In Singapore and South Korea, meanwhile, the pro-Obama vote outpaced the pro-McCain vote by around two to one.

"McCain and Obama have each pledged to reinvigorate and strengthen partnerships with the four developed Asian countries and take a more active role in Asian regional organisations," Gallup wrote.

Nine out of 10 people polled in India and Pakistan and seven in 10 in Bangladesh said they had no opinion about whom they would prefer to see in the White House in Washington come next January.

Gallup said the disinterest among South Asians revealed "a great disconnect between many of the world's poorest inhabitants and the politics of the United States."

Latin Americans showed a similar disconnect, with 68 percent of those polled in central America and Mexico and 58 percent in South America voicing no opinion about the US election.

Middle Easterners in Saudi Arabia, Kuwait, Lebanon and the Palestinian Territories chose Obama over McCain by a margin of at least two to one, although three-quarters of Palestinians said they didn't think the result of the US election would change much in their country.

A majority of Europeans in 14 countries said they wanted an Obama victory, with the Dutch and Norwegians the strongest Obama supporters in Europe: nearly three-quarters in both countries said they preferred him to McCain.
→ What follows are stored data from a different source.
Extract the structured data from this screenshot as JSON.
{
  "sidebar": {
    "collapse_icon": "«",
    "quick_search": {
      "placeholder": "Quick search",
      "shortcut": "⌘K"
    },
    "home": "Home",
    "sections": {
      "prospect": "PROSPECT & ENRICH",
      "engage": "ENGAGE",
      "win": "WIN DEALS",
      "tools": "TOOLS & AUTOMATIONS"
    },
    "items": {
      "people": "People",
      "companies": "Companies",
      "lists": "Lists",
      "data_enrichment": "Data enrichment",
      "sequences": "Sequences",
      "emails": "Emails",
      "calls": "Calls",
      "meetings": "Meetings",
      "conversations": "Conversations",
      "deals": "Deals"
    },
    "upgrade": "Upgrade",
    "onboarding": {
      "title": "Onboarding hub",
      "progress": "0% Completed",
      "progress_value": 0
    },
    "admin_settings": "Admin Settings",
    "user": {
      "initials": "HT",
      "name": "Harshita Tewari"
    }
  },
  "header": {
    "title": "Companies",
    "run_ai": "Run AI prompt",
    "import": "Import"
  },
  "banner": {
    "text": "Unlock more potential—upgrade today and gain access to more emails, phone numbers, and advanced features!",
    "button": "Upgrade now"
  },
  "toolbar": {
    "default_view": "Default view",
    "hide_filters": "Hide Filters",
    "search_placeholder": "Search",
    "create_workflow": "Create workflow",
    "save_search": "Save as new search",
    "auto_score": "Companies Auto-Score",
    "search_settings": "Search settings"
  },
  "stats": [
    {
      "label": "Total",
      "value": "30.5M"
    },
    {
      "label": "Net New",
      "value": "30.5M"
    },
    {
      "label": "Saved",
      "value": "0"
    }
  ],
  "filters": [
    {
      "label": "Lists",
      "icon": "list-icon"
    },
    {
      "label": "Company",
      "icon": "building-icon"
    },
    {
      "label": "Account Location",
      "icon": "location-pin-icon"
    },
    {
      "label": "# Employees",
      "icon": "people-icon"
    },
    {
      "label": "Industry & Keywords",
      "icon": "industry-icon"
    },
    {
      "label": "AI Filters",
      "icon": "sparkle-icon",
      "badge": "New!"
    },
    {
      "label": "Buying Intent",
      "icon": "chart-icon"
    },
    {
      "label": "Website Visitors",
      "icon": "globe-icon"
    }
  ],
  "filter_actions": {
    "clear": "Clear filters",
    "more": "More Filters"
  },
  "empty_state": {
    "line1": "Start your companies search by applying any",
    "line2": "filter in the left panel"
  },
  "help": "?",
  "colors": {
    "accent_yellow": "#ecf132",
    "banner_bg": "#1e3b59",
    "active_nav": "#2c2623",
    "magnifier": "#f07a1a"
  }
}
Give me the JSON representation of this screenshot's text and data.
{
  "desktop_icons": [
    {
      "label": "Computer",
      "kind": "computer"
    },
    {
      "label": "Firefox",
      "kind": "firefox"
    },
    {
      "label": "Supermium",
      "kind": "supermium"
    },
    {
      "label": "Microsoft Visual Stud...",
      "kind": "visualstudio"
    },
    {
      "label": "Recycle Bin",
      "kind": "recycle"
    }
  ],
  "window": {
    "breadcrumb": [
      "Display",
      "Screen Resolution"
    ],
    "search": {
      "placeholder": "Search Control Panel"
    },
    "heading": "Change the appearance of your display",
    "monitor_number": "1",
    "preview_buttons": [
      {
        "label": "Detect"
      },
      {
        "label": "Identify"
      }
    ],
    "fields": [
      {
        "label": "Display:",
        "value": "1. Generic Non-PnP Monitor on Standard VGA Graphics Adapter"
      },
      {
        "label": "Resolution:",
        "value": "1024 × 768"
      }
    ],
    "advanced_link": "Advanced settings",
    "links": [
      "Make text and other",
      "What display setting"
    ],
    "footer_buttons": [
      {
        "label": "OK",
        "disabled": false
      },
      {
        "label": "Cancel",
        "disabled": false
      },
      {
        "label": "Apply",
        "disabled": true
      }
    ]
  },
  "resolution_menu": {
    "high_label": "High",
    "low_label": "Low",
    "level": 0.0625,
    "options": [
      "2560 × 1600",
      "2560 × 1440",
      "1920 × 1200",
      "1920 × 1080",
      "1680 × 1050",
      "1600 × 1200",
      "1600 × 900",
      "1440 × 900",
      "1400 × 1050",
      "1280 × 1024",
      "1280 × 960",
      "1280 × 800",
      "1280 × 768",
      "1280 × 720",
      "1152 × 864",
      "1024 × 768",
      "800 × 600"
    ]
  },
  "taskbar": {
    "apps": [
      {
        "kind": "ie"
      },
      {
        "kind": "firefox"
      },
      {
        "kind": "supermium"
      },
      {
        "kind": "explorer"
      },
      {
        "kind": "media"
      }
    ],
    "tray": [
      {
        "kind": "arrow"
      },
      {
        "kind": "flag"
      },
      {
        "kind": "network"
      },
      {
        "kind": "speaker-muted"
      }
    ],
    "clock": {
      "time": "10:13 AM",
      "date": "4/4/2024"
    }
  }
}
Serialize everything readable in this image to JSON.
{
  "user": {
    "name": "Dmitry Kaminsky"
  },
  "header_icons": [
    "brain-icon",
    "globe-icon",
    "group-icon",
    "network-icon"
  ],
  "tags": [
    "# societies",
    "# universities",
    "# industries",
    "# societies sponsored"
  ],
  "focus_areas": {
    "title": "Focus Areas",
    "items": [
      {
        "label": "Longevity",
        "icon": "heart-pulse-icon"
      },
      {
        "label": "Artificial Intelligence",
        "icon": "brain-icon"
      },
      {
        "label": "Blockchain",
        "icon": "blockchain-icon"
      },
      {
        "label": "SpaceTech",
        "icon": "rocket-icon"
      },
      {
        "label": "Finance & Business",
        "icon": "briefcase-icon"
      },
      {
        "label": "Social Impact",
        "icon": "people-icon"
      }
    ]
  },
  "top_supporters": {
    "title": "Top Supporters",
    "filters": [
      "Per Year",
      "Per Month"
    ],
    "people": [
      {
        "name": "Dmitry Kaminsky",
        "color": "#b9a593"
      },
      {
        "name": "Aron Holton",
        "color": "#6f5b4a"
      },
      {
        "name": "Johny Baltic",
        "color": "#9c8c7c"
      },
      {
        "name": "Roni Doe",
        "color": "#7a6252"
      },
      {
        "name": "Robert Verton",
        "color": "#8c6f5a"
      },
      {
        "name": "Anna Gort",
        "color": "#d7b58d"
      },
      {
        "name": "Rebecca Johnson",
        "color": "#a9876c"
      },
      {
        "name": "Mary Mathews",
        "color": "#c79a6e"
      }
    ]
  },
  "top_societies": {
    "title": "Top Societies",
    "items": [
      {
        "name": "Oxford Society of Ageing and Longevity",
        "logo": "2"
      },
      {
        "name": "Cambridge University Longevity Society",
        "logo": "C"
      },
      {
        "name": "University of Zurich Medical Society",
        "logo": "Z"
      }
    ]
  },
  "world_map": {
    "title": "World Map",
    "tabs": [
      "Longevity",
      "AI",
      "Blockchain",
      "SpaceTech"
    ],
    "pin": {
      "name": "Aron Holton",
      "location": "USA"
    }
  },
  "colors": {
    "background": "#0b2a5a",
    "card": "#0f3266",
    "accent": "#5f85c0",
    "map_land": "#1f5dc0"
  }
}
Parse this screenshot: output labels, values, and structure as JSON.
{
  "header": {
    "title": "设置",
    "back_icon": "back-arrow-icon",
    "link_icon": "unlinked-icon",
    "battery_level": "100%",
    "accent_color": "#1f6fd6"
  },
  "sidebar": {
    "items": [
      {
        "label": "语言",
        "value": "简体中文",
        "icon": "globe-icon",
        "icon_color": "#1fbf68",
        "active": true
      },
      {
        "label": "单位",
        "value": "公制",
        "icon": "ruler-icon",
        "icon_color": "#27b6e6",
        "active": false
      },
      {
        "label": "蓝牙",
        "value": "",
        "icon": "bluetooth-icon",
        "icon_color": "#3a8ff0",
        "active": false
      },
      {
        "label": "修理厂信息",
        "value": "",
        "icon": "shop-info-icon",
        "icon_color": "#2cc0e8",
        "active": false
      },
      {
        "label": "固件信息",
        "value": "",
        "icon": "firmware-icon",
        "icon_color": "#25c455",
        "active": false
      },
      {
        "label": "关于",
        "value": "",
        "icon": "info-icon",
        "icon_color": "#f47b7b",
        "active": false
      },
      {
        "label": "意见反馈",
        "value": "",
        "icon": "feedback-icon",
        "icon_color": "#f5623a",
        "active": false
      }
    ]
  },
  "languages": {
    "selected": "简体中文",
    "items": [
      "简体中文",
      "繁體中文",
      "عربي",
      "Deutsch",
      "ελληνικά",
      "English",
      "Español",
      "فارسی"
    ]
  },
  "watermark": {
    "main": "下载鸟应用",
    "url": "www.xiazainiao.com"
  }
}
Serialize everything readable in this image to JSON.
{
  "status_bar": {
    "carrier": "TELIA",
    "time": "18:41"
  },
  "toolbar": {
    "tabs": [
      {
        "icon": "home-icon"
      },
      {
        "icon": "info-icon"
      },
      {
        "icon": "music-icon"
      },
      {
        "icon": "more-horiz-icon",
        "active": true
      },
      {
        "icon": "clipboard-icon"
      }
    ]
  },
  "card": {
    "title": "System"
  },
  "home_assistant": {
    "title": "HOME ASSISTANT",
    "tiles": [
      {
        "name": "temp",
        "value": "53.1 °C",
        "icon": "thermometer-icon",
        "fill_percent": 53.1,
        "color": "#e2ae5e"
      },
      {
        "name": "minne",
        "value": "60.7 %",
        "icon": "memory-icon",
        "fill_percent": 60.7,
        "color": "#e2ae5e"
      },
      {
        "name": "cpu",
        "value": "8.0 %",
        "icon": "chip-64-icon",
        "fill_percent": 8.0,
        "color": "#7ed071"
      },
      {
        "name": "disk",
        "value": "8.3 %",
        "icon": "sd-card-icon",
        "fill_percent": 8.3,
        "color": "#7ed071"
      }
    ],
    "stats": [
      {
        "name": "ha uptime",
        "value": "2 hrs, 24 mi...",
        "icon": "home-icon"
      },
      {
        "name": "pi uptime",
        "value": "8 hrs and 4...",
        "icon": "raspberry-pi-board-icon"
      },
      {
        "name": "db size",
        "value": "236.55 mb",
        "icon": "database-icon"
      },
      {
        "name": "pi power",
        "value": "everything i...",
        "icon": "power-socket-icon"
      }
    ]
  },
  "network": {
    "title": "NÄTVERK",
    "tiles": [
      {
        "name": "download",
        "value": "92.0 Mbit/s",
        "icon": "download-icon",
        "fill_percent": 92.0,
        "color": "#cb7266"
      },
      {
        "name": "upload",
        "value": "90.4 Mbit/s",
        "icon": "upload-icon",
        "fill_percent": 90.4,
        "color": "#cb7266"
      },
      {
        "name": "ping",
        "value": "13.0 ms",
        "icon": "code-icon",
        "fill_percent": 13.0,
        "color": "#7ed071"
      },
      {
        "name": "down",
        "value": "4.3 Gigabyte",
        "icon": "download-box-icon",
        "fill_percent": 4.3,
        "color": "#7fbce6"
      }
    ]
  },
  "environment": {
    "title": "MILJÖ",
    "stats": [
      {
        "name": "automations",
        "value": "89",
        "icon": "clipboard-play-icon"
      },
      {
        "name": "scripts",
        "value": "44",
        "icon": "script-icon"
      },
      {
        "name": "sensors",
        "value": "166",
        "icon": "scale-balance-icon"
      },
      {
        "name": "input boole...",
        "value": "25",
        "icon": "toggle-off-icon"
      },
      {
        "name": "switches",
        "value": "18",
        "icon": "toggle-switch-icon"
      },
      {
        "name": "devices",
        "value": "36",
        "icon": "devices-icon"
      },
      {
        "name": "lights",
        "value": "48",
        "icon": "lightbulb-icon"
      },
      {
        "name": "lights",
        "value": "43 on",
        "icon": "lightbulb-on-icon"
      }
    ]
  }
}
In France, 64 percent chose Obama against four percent for McCain, and in Germany, where an Obama rally in Berlin gathered some 200,000 people in July, the Democratic presidential contender was supported by 62 percent of those polled compared with 10 percent for McCain.

In Africa, a median of 56 percent of poll respondents chose Obama -- meaning the percentage who chose the African American presidential contender was higher than 56 percent in half the 22 countries polled and lower than 56 percent in the other half.

A median of nine percent chose McCain, who did not beat Obama anywhere in Africa, even though the current US administration of Republican President George W. Bush has a high approval rating on the continent.

Bush in July signed legislation tripling funds to fight the killer diseases of AIDS, malaria and tuberculosis in Africa under an initiative launched under his administration in 2003.

In Kenya, where Obama's father hailed from, the Democrat was supported by nearly nine in 10 poll respondents; McCain had the support of three percent of Kenyans.

Around 1,000 people were interviewed face-to-face earlier this year in most of the countries that took part in the surveys.

Survey sizes in Kuwait, Japan, Pakistan, Mexico and India were 484, 750, 804, 873 and 2,000 people respectively.